At the heart is a loss of priority. The priority is the hard work of building people. People are the success to your success.
One of the classic works on dealing with people is Patrick Lencioni’s Five Dysfunctions of a Team. He brings focus to five conditions that undermine any organization and team:
Absence of Trust
Fear of Conflict
Lack of Commitment
Avoidance of Accountability
Inattention to Results
His work is classic for a reason; his insights are timeless.
AND
I have observed the emergence of a new 5. If we are going to make people the priority, we have to address the following.
Lack of Ownership
We are diving into initiatives or vision or change or new things without doing the hard work of explaining the why and getting buy-in, though buy-in is a pretty weak term because I don’t just want you to buy-in I want you to go all-in.
Ownership exists when a person is aware of the change, understands their role related to the change, and prefers the change (to use Chris Laping’s language in People Before Things).
Ownership is when a person would choose what you propose because they believe in the choice for themselves, not just to appease you or the company. Go along with it is much weaker than Go all in for it.
Getting ownership is very hard work. Talking, communicating, listening, clarifying and committing requires more than email or slides.
Failure to Name It
What is the one outcome we are after? What are the mission-criticals that generate the outcome? What can we stop or put on hold?
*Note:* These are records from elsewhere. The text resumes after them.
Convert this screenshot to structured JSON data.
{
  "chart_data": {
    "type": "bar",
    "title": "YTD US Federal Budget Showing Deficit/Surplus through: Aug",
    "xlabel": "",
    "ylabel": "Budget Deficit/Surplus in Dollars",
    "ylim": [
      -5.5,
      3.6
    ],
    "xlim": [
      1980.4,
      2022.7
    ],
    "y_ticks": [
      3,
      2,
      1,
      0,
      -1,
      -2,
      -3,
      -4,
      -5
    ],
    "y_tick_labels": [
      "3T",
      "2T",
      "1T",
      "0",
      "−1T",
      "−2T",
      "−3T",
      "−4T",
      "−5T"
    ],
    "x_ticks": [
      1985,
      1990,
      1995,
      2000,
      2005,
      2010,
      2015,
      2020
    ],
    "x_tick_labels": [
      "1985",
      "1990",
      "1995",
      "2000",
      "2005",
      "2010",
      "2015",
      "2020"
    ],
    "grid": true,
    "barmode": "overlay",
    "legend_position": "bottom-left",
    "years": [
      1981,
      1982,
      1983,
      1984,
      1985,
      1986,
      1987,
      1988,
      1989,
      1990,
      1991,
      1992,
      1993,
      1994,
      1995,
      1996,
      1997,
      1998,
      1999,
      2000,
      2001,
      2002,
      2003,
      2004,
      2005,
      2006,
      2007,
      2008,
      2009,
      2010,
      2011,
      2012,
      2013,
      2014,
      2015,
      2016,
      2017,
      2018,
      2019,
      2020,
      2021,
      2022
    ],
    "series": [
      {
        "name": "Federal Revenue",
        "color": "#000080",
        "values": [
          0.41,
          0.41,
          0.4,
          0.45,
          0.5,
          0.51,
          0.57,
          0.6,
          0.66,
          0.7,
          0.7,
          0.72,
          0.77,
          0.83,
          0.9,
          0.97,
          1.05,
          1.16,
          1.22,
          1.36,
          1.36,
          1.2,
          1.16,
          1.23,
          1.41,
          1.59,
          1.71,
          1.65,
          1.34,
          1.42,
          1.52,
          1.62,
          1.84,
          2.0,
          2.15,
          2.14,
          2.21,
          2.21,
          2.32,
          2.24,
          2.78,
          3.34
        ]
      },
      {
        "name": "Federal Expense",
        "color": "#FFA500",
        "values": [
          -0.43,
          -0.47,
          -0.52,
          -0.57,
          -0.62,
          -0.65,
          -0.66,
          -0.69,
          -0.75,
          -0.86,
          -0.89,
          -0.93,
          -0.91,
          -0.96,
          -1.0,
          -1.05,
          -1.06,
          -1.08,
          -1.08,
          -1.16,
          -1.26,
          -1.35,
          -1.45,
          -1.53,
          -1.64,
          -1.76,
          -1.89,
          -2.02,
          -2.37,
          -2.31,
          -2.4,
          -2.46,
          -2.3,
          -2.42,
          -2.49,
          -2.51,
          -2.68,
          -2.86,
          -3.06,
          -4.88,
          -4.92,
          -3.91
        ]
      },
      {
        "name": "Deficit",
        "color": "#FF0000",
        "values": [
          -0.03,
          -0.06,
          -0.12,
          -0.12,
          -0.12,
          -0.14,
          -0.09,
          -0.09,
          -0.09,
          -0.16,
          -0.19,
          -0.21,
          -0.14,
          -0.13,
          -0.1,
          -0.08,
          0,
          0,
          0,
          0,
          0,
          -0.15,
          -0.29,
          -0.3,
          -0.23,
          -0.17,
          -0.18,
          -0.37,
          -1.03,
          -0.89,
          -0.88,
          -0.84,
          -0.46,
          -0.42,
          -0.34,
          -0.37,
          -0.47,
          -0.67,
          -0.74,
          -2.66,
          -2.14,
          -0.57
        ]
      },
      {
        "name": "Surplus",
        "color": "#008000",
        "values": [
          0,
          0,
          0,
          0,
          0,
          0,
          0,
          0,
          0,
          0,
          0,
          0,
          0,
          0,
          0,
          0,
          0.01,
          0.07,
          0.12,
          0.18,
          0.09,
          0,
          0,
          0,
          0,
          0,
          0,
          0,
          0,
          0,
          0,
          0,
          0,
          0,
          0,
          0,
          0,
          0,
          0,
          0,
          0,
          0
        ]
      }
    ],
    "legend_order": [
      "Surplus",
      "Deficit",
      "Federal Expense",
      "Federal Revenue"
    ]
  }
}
Priority became priorities.
And priority has been lost ever since.
Countless CIOs tell me the projects they are working on. Few can tell me the one thing that must be accomplished above all others..
I’m watching my favorite football team go through rebuilding with a new coach. You can imagine all the changes: new offensive system, new defensive system, new approach to practices, etc. But as a fan, I know the one priority because I’ve read, listened, and watched what the team is communicating: Aggression.
It’s been named. It’s the standard. You play or don’t based on it; you win or lose depending on it.
What’s your One?
Unaddressed Habits
I’ve had a number of bad habits in my life I needed to break. I’ve established a number of good habits. To do both, I had to recognize them and address them.
I’m not seeing leaders unearth and address bad habits with their team, and I’m not seeing them identify and build a system to establish better habits.
Habits go unaddressed because we get by at being good enough despite ourselves (as a company, a team or a leader). We lean on talent. Eventually, challenges become greater than our talent. We try and suffer set back because we did not train and improve.
Training beats trying. Habits are the fields of training.
Limited Advocacy
I am seeing collaboration at the beginning of projects taper off. I am not seeing cross-discipline support of a department’s major initiative.
Business leads are reporting, but they aren’t necessarily seeing their own contribution to another business’ priority.
We are busy. We have our own “do more with less” challenges. We limit advocacy to our team only..
I am sitting in meetings and each manager is hearing what another manager is saying and judging it through the filter of “How will this affect me?” I’m not hearing questions of what the manager needs from the others.
Absence of Humility
I’m not picturing the egomaniac, the self-inflated leader we all want to silence.
I’m talking about executives who don’t communicate or collaborate, who still cling to forms of command and control, who have yet to embrace vulnerable strength or stories of failing forward.
I’m talking about employees who do what they need to do to get by, to keep their job but not advance the cause, who work the minimum because of a contract rather than a conviction.
The Better Five
We must promote ownership -
Of the one thing named -
So that we are compelled to break bad habits and adopt new habits -
Pressing into company-wide advocacy for each other and not just our team -
Demonstrating the humility called for that fulfills our mutual calling.